The 2 diodes CCS has a poor PSSR. There is a regulated power supply for the LTP and VAS?

Mihai
 
That looks nice, the cap between VAS bases might cause som strange effects depending on the power supply, but it probably has nothing to do with the hum. :)

I didn't really get if you are still having problems with it, you said it was silent in "Case 5" when you didn't connect them together. But case 5 doesn't show any connection to other equipment, and an amplifier that you can't connect a signal to isn't too useful maybe? :D

Did it start humming when connecting together the grounds at the RCAs or was it when connecting to the power supply? Did it do this with open inputs, shorted inputs, inputs connected to each other with the mono cable or was it connected to the crossover? Was it in more than one of these situations?

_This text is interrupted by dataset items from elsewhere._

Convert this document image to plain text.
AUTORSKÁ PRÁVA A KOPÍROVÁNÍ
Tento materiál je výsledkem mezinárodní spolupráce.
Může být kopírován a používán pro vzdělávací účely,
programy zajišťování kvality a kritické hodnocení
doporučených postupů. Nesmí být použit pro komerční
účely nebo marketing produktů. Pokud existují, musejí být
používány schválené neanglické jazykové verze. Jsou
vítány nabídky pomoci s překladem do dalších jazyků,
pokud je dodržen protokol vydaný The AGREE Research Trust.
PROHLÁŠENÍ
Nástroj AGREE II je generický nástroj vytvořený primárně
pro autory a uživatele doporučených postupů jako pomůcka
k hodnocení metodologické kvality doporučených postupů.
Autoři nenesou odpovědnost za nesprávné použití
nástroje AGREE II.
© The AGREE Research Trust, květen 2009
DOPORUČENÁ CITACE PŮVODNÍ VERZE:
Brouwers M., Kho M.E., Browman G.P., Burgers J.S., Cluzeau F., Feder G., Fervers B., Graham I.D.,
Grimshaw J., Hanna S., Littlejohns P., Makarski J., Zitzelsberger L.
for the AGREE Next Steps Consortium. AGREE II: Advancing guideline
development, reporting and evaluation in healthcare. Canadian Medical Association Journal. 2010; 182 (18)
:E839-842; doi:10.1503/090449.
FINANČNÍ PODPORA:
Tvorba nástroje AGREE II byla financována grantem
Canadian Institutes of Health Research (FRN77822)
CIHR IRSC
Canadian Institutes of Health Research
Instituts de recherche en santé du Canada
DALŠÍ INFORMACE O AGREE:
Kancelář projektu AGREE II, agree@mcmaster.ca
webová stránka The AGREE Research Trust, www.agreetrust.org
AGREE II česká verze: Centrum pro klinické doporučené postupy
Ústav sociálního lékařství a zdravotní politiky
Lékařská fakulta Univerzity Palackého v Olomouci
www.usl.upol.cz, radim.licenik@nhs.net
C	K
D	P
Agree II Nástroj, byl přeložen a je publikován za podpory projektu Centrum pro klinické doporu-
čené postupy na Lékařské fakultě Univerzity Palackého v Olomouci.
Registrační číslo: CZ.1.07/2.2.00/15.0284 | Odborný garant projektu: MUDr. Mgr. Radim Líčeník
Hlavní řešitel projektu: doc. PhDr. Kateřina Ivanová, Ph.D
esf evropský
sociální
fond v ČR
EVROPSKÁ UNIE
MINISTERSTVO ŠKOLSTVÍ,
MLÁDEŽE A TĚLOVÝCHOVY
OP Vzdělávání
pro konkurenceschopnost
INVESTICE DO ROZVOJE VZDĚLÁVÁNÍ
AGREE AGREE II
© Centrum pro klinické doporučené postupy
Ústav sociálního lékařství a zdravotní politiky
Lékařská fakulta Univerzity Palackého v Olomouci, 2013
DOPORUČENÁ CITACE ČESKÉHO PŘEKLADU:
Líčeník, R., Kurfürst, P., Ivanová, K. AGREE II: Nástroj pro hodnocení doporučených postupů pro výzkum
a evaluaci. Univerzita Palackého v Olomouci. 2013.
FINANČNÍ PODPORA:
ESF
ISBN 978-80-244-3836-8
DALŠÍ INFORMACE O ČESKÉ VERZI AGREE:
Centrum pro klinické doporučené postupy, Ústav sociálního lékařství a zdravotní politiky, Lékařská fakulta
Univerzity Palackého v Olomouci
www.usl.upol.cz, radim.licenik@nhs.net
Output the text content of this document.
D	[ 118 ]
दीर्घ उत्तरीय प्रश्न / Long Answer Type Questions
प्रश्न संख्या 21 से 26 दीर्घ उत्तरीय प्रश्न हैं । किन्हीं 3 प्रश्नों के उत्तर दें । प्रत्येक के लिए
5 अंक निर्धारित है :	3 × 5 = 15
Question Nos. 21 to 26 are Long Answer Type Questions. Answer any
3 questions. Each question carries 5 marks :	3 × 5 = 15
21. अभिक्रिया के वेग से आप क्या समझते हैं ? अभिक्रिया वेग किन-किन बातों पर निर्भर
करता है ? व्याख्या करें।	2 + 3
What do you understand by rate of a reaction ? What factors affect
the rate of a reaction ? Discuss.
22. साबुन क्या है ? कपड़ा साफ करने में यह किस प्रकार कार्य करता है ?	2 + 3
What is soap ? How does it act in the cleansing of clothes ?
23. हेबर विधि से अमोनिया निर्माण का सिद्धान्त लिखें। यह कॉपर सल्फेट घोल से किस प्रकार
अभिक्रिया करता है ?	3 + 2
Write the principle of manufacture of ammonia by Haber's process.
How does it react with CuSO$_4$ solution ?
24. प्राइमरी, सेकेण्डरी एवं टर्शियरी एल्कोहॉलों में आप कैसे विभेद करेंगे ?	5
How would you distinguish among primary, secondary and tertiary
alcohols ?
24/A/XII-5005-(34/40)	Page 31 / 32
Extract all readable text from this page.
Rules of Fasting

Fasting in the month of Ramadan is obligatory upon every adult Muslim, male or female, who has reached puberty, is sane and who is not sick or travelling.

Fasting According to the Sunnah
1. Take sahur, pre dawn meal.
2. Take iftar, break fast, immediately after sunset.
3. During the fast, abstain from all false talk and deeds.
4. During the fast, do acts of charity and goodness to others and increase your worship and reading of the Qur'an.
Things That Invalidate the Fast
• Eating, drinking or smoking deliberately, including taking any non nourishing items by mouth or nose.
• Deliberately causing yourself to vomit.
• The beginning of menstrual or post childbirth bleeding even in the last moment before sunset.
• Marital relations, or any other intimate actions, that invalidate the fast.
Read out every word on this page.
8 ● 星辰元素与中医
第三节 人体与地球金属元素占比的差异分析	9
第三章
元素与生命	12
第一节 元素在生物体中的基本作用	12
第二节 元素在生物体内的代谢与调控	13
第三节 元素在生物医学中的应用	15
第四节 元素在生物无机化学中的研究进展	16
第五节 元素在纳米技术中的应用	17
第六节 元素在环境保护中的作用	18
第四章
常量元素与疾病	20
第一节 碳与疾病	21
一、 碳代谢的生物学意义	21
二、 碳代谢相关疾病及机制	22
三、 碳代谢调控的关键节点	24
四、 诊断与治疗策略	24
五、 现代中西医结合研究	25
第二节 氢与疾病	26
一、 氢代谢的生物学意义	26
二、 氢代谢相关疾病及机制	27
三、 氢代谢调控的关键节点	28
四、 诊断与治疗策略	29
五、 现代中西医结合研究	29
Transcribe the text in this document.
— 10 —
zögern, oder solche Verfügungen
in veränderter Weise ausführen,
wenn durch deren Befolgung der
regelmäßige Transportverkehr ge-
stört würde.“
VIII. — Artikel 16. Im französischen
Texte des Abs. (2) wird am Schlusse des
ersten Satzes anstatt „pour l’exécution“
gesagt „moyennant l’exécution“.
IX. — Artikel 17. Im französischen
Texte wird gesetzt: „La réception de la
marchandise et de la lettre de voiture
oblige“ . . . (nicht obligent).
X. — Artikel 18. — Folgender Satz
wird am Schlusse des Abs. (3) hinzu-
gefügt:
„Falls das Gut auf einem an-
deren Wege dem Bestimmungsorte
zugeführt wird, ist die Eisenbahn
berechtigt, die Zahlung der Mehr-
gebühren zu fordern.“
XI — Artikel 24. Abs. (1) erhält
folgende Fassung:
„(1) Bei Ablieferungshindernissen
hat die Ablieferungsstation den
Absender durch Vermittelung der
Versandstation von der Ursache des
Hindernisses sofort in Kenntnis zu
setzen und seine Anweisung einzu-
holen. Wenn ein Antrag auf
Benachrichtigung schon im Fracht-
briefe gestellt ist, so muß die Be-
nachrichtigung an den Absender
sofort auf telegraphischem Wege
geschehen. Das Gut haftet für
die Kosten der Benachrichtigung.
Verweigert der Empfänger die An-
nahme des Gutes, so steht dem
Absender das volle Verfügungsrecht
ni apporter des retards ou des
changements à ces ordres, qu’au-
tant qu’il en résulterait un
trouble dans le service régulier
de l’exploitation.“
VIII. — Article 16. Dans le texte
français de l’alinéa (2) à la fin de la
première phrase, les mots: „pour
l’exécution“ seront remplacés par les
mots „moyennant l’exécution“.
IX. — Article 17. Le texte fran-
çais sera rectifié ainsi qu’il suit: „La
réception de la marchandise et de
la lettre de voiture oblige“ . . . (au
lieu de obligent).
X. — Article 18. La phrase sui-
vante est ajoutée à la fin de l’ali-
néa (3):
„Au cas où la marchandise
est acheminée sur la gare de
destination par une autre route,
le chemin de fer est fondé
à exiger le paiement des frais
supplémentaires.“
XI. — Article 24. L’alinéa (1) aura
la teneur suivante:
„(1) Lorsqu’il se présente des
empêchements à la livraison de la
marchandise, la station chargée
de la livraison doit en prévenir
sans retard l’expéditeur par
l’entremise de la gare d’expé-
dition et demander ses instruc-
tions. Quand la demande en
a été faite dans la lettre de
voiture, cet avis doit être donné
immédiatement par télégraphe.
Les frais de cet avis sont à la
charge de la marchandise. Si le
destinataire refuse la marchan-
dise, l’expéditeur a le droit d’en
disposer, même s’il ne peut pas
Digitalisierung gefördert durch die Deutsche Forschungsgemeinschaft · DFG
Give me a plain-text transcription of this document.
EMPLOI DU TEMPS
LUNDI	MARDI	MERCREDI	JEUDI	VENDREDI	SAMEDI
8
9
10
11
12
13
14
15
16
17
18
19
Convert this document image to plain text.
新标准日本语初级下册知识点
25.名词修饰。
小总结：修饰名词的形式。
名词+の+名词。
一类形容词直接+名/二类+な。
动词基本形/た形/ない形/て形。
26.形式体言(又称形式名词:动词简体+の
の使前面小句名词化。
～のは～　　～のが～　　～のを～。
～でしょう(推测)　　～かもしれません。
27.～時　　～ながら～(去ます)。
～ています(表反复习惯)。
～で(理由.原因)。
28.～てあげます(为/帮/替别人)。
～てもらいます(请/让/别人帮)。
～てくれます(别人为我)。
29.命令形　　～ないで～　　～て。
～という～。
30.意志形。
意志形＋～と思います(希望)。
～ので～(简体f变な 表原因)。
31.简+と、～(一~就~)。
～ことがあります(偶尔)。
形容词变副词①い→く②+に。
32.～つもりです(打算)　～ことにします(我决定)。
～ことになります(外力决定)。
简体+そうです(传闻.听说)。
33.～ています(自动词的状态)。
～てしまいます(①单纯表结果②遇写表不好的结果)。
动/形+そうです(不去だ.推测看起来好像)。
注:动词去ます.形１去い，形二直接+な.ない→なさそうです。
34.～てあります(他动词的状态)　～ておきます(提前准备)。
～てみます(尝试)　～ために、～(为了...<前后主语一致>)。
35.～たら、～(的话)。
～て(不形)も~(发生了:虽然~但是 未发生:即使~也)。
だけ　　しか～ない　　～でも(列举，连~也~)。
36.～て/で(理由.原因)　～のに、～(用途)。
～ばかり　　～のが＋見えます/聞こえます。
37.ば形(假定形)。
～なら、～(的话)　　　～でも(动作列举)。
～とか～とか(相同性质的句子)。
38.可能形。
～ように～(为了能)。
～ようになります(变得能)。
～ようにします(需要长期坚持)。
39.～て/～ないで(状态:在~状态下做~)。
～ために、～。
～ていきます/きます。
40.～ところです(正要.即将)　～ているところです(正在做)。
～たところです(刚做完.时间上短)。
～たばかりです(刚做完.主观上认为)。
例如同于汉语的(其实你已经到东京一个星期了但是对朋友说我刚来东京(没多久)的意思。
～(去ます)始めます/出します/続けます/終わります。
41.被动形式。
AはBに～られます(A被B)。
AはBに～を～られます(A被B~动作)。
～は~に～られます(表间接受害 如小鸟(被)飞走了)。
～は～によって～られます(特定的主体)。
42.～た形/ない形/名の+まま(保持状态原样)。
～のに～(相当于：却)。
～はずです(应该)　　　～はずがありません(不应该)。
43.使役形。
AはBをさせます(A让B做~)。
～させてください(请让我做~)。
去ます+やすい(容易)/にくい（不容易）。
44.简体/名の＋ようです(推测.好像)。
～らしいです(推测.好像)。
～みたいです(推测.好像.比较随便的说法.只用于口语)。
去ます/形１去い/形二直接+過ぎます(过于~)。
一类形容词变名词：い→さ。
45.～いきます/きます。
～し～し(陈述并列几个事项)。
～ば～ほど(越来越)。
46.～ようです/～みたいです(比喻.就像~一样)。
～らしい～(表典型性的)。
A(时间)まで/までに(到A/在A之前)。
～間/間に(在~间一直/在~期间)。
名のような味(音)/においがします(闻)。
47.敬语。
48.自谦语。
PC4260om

Maybe the 100n capacitor is a problem, it is usually not used in the amplifier. Usually one is used in the isolation circuit between chassis and amplifier ground though.

The mono RCA cable won't be the same thing as the real thing, in the real thing the inputs are connected to ground, not each other. The mono rca won't show you when you have a contaminated ground at the RCAs for example. Closer to the real thing would be to take RCAs in stereo and short together all four conductors at the other end.